The detained leader of the Indigenous People of Biafra (IPOB), Mazi Nnamdi Kanu, has appealed to the Nigerian Bar Association (NBA) to include his ongoing legal ordeal as part of the deliberations at its 2025 Annual General Conference currently taking place in Enugu State.

In a letter dated August 18, 2025, and received at the NBA’s National Secretariat on August 22, Kanu urged the association to address what he described as “miscarriages of justice” in his trial. The letter, titled “Re: Miscarriages of Justice in the Case of Mazi Nnamdi Kanu,” was personally signed by him and later circulated to journalists in Abuja.

Kanu, who described the NBA as the guardian of the legal profession and the defender of the rule of law, argued that the association could no longer afford to look away. He alleged that his prosecution represented a “judicial lynching” rather than a fair trial, stressing that Nigerian courts had been turned into “arenas of impunity.”

Quoting the principle of fair hearing, “audi alteram partem,” Kanu said his right to justice had been “shattered beyond recognition.” He cited several legal provisions he believes have been violated in his case, including Section 36 of the 1999 Constitution (as amended), Sections 169 and 293 of the Administration of Criminal Justice Act (2015), and international instruments such as the African Charter on Human and Peoples’ Rights (Article 7) and the International Covenant on Civil and Political Rights (Article 14).

He further claimed that multiple courts and human rights authorities had ruled in his favour or recognised the injustices against him. These, he said, include the Nigerian Court of Appeal, the Federal High Court, the Kenyan High Court, the United Nations Special Rapporteur, and the UN Working Group on Arbitrary Detention, which he noted confirmed that he was abducted, tortured, and subjected to extraordinary rendition from Kenya in violation of both domestic and international law.

Kanu accused three judges of specific infractions in his case and called on the NBA to investigate the alleged misconduct, issue a report, and take a firm stance against the misuse of civil procedures in criminal matters. He urged the association to reaffirm that no Nigerian should be detained through abduction or tried under repealed laws, stressing that such steps were necessary to restore public confidence in the judiciary.

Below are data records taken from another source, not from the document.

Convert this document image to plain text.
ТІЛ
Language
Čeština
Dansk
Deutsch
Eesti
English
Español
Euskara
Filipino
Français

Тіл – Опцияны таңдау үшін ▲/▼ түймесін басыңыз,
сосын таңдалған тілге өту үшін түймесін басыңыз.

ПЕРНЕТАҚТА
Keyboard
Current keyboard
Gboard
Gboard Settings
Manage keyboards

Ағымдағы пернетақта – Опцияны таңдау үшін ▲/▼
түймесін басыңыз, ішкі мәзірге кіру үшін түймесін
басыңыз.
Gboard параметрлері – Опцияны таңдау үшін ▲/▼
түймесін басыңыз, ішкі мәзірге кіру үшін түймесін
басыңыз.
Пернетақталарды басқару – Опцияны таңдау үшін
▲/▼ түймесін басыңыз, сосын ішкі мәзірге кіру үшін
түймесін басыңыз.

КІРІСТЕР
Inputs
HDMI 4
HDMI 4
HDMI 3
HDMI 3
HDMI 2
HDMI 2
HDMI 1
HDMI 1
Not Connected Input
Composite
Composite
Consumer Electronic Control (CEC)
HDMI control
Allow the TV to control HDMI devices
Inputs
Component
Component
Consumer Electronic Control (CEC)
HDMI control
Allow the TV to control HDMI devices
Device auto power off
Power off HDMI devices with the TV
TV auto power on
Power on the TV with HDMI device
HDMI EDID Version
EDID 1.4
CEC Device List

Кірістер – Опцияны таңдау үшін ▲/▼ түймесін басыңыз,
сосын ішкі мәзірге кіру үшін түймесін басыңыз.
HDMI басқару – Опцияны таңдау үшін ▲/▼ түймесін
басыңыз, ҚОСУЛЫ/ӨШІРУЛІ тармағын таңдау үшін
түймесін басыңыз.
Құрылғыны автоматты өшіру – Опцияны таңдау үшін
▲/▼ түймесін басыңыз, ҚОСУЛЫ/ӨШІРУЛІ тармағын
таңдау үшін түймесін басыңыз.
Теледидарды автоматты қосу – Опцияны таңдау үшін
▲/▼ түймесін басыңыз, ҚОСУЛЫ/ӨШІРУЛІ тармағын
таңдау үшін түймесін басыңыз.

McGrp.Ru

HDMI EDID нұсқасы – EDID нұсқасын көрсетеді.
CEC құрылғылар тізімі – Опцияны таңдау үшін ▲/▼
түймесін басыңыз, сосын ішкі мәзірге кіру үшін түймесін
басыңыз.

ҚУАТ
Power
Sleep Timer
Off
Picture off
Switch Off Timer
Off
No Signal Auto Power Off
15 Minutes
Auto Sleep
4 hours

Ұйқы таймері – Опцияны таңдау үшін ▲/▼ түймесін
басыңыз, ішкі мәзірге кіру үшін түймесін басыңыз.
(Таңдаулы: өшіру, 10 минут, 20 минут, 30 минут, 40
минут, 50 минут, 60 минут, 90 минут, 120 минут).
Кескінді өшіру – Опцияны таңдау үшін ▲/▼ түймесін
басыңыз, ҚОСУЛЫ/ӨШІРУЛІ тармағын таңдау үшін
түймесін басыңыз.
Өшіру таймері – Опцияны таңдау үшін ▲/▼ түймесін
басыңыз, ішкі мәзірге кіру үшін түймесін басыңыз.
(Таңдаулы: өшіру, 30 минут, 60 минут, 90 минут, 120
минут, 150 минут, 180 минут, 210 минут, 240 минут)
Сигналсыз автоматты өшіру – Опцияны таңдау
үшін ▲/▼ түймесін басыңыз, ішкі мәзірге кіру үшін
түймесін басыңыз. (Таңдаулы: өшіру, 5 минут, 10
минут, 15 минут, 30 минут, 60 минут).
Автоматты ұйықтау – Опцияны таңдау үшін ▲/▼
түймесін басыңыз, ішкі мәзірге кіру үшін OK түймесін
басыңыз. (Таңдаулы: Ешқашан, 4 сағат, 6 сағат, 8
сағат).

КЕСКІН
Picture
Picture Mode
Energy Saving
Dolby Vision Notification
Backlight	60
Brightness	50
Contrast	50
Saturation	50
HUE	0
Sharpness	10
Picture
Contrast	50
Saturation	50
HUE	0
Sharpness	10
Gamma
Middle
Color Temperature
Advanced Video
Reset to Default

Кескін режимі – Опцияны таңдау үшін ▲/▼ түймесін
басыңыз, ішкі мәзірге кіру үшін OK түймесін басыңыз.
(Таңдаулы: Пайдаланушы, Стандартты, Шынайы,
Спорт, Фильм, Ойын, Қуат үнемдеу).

“This case is not only about me. It is about whether Nigeria’s judiciary is bound by law or by impunity,” Kanu wrote, insisting that silence by the NBA would amount to complicity.

Concluding his letter, he invoked the Latin maxim “Qui tacet consentire videtur” (he who is silent is taken to agree), warning that failure by the NBA to act would further erode Nigeria’s legal foundations.